The Great Annual Robot Tournament is taking place in Byteotia, featuring $n$ robots numbered from $1$ to $n$. The $i$-th robot is described by two parameters, $s_i$ and $z_i$ ($1 \le s_i, z_i \le n$), which represent its strength and agility, respectively. The values $s_i$ are pairwise distinct, and the values $z_i$ are also pairwise distinct.

The tournament consists of a series of duels. Each duel involves two robots that have not yet been eliminated.

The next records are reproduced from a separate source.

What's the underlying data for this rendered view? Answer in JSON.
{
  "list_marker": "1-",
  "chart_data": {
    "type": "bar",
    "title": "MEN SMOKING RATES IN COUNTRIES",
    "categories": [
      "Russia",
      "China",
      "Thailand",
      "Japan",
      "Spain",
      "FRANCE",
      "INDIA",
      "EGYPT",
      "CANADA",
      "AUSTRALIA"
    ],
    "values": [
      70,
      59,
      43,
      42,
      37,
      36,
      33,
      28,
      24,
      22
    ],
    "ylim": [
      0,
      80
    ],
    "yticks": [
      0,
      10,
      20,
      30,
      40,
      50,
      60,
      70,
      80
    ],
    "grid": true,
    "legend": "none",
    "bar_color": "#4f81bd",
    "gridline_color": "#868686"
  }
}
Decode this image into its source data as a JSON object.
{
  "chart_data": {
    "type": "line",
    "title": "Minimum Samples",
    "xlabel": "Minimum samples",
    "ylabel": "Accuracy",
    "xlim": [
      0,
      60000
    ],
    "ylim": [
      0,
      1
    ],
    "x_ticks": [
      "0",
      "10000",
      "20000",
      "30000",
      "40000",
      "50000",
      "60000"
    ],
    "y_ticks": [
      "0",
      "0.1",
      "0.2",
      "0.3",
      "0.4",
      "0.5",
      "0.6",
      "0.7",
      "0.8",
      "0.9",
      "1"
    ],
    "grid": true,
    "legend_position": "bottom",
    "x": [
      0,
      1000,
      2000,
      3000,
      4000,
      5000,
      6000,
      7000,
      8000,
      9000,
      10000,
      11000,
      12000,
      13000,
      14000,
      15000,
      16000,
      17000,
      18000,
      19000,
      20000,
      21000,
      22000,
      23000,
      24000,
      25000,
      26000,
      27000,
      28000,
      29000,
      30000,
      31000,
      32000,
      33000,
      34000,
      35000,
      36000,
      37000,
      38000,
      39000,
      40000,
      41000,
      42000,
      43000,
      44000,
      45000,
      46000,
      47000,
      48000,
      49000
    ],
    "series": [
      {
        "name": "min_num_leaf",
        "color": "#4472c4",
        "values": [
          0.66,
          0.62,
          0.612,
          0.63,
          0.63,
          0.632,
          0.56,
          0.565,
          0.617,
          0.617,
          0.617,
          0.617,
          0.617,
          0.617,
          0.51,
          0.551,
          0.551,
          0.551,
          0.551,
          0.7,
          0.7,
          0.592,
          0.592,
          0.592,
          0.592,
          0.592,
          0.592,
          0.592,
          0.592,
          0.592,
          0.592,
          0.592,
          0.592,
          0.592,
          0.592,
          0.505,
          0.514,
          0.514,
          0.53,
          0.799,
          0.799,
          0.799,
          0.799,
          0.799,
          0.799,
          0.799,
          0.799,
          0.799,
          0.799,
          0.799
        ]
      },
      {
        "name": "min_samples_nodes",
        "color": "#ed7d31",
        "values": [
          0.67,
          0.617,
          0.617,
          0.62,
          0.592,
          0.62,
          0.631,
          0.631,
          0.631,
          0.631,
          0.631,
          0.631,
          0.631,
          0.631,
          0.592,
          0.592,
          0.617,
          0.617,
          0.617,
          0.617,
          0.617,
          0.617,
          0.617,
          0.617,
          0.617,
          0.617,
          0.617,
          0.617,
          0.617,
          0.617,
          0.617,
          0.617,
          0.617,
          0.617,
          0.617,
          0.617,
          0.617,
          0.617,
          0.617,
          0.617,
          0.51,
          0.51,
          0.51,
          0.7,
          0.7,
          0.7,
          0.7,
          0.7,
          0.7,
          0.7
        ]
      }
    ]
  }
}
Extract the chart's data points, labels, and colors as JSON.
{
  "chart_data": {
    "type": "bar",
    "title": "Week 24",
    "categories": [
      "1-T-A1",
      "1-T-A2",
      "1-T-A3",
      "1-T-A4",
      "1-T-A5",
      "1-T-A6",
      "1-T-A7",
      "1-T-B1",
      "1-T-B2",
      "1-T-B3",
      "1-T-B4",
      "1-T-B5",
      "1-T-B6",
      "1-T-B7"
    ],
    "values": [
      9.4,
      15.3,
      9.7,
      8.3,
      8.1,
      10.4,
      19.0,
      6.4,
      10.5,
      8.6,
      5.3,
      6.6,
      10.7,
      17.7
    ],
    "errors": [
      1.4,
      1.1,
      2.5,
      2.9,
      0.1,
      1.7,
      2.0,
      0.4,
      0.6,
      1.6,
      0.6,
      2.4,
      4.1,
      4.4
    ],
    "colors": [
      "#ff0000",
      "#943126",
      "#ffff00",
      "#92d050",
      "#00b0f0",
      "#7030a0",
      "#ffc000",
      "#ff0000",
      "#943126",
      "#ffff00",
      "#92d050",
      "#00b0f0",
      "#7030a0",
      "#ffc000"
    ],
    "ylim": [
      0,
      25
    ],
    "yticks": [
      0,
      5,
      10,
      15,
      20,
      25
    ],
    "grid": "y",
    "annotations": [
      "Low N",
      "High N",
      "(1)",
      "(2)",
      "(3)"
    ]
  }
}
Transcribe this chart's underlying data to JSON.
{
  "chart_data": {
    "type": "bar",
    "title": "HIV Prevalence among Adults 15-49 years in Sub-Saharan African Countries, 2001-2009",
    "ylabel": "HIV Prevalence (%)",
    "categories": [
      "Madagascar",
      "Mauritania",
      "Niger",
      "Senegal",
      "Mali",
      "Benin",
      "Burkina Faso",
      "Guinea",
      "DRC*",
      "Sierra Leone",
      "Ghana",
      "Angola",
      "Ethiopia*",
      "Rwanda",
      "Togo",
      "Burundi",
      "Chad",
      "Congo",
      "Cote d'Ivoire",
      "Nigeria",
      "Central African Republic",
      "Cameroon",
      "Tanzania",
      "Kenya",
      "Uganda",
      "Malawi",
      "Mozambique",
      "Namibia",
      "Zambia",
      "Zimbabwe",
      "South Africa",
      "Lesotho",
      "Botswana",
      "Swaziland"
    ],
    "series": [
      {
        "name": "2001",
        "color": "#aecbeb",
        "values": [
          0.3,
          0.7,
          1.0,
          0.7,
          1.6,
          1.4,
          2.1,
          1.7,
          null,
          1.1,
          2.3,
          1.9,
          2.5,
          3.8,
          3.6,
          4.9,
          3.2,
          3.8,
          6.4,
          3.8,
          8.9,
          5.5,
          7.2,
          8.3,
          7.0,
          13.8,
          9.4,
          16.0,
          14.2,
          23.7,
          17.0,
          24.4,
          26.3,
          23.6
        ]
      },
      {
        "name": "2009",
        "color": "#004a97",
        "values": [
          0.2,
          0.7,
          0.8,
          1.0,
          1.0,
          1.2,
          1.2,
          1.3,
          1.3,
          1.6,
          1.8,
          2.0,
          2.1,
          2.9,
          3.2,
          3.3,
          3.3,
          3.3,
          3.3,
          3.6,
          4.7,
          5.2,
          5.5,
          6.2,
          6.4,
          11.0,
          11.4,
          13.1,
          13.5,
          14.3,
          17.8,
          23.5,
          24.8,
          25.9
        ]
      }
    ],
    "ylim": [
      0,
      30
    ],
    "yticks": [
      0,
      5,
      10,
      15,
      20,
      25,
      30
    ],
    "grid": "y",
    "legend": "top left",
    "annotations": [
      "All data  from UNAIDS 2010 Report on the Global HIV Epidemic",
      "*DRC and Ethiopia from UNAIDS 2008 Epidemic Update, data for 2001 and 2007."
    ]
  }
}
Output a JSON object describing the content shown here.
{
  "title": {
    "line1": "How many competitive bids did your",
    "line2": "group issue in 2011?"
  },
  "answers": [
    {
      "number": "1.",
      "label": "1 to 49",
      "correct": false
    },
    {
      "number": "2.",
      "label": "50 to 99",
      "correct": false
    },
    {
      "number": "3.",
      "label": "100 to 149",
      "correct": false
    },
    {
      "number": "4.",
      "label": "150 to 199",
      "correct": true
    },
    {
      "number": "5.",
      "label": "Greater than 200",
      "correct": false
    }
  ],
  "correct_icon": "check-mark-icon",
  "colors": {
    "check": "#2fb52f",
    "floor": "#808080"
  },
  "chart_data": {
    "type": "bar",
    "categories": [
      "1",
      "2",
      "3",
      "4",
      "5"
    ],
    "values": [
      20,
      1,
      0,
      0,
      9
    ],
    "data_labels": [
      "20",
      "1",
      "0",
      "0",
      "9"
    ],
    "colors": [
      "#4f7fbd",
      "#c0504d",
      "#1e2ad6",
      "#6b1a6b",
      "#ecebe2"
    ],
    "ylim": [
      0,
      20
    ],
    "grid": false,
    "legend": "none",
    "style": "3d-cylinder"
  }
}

In a duel between the $i$-th robot and the $j$-th robot, the first robot eliminates the second if it is stronger or more agile, i.e., if $s_i > s_j$ or $z_i > z_j$. Similarly, the second robot eliminates the first if $s_i < s_j$ or $z_i < z_j$. Note that this means it is possible for both robots to be eliminated in the same duel. If a robot is not eliminated in a duel, it may participate in subsequent ones.

The tournament broadcast is most popular when all robots are eventually eliminated. Your task is to determine whether it is possible to choose a sequence of duels such that this happens.

Input

The first line of input contains a single integer $n$ ($1 \le n \le 200\,000$). The next $n$ lines contain the descriptions of the robots. The description of the $i$-th robot (for $1 \le i \le n$) consists of two integers $s_i, z_i$ ($1 \le s_i, z_i \le n$). You may assume that the numbers $s_1, s_2, \dots, s_n$ are pairwise distinct. You may also assume that the numbers $z_1, z_2, \dots, z_n$ are pairwise distinct.

Output

In the first and only line of output, print the word TAK if it is possible to choose a sequence of duels such that all robots are eventually eliminated. Otherwise, print the word NIE.

Examples

Input 1

4
1 4
2 2
3 3
4 1

Output 1

TAK

Note 1

We have $s_1 = 1, z_1 = 4, s_2 = 2, z_2 = 2, s_3 = 3, z_3 = 3, s_4 = 4, z_4 = 1$. If, for example, the first two robots participate in the first duel, and the next two robots participate in the second duel, all robots will be eliminated.

Input 2

2
1 1
2 2

Output 2

NIE

Sample tests

Tests 0a and 0b are the tests from the examples above. Additionally:

• 1ocen: $n = 8$, $s_i = i$ and $z_i = n - i + 1$ for each $1 \le i \le n$. Answer: TAK.
• 2ocen: $n = 20$ and there exists a robot that can defeat every other robot, and no robot can defeat it. Answer: NIE.
• 3ocen: $n = 500$ and all robots can be paired up such that the robots in each pair eliminate each other. Answer: TAK.
• 4ocen: $n = 200\,000$, $s_i = i$ and $z_i = i$ for $1 \le i \le \frac{n}{2}$, and $s_i = i$ and $z_i = \frac{3n}{2} - i + 1$ for $\frac{n}{2} < i \le n$. Answer: TAK.
• 5ocen: $n = 5$, a small correctness test. Answer: TAK.

Evaluation

The test set is divided into the following subtasks. Tests for each subtask consist of one or more separate test groups.